Ne pas préparer ces éléments en amont peut conduire à des recherches approximatives le jour de l’audit, à la présentation de preuves incomplètes ou hors sujet, voire à des non-conformités évitables. À l’inverse, disposer d’un dossier structuré par indicateur permet de sécuriser l’audit, de gagner en sérénité et de montrer que votre conformité repose sur un système organisé et maîtrisé.

 

Cette étape vous oblige également à prendre du recul sur vos pratiques. Elle met en lumière ce qui fonctionne, ce qui mérite d’être formalisé ou amélioré, et contribue directement à la qualité et à la pérennité de votre organisme de formation, bien au-delà de la seule obtention de la certification.

Étape 4 – Utiliser des documents simples et agréables pour s’approprier les exigences

Pour répondre efficacement aux exigences Qualiopi, il est inutile de multiplier les documents complexes ou surchargés. Des supports simples, clairs et agréables à utiliser favorisent une meilleure appropriation des indicateurs, aussi bien par vous que par les personnes impliquées dans l’organisme de formation.

 

Des documents lisibles, structurés et adaptés à votre réalité permettent de comprendre rapidement quoi faire, quand et comment. Ils facilitent l’application des procédures au quotidien, réduisent les erreurs et évitent que Qualiopi ne soit perçu comme une contrainte administrative déconnectée du terrain.

 

À l’inverse, des documents trop techniques, trop longs ou conçus uniquement pour l’audit sont rarement utilisés. Ils finissent par être oubliés, mal appliqués ou contournés, ce qui fragilise la conformité et la qualité réelle de l’organisme.

 

En 2026, l’enjeu n’est plus d’avoir “beaucoup de documents”, mais d’avoir les bons documents : utiles, cohérents et réellement utilisés. C’est cette simplicité maîtrisée qui sécurise l’audit et contribue durablement à la qualité des pratiques de formation.

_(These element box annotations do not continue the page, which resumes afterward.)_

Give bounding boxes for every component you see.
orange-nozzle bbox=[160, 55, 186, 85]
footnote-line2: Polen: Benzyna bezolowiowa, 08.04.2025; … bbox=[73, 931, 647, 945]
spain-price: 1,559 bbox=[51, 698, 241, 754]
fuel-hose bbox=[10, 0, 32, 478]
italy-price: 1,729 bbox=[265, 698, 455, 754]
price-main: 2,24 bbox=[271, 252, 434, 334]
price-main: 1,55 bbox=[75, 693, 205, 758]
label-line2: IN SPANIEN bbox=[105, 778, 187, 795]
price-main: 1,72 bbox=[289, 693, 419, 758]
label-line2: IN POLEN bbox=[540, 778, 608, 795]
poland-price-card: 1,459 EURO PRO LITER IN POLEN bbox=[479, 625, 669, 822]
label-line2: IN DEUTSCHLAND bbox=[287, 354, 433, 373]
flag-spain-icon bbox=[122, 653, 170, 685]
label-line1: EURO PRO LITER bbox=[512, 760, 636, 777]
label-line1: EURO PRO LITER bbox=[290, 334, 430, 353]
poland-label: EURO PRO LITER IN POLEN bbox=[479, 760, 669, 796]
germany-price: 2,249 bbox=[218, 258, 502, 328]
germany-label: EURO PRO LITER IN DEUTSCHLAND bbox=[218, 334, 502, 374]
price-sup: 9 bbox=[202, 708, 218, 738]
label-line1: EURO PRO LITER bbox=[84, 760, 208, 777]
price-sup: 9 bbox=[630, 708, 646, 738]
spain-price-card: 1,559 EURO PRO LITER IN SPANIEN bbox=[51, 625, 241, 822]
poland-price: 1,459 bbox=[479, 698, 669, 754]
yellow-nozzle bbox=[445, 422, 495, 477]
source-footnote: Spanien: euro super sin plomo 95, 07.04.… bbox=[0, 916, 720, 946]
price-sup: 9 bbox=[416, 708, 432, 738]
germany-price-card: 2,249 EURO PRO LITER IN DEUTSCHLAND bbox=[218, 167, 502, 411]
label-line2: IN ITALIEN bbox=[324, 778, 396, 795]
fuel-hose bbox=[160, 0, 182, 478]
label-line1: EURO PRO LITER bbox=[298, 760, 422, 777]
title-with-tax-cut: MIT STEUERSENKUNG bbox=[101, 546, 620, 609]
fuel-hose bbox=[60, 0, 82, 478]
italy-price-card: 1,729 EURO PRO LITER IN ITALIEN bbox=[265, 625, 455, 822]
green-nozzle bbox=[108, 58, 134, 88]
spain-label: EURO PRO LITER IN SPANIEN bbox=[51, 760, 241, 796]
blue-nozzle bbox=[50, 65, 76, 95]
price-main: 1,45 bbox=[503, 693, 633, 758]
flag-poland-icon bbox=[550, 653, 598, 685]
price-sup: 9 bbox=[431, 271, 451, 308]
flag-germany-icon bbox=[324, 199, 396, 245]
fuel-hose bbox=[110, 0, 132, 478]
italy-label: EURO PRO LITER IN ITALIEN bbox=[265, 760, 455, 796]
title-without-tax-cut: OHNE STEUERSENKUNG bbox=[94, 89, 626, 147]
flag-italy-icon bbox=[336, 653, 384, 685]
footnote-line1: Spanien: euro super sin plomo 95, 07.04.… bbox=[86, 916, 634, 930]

Étape 5 – Penser en priorité à l’expérience apprenant

Au-delà des exigences et des indicateurs, Qualiopi vise avant tout à améliorer l’expérience des apprenants tout au long de leur parcours de formation. Chaque action mise en place doit être pensée en se posant une question simple : en quoi cela améliore-t-il concrètement l’accueil, l’accompagnement, l’apprentissage ou la réussite de l’apprenant ?

 

Informer clairement en amont, adapter les contenus et les modalités, suivre la progression, recueillir les retours et accompagner les difficultés sont autant de leviers qui renforcent la qualité perçue et réelle de vos formations. Une démarche Qualiopi efficace place donc l’apprenant au centre, et non l’audit.

 

Négliger l’expérience apprenant revient souvent à appliquer les exigences de manière mécanique, sans impact réel sur la qualité. À l’inverse, lorsque vos pratiques sont pensées à partir des besoins des apprenants, la conformité Qualiopi devient une conséquence naturelle de votre organisation, et non une contrainte.

 

En 2026, les organismes de formation qui tireront pleinement profit de Qualiopi seront ceux qui auront compris que la qualité ne se démontre pas uniquement par des documents, mais par une expérience de formation cohérente, fluide et engageante.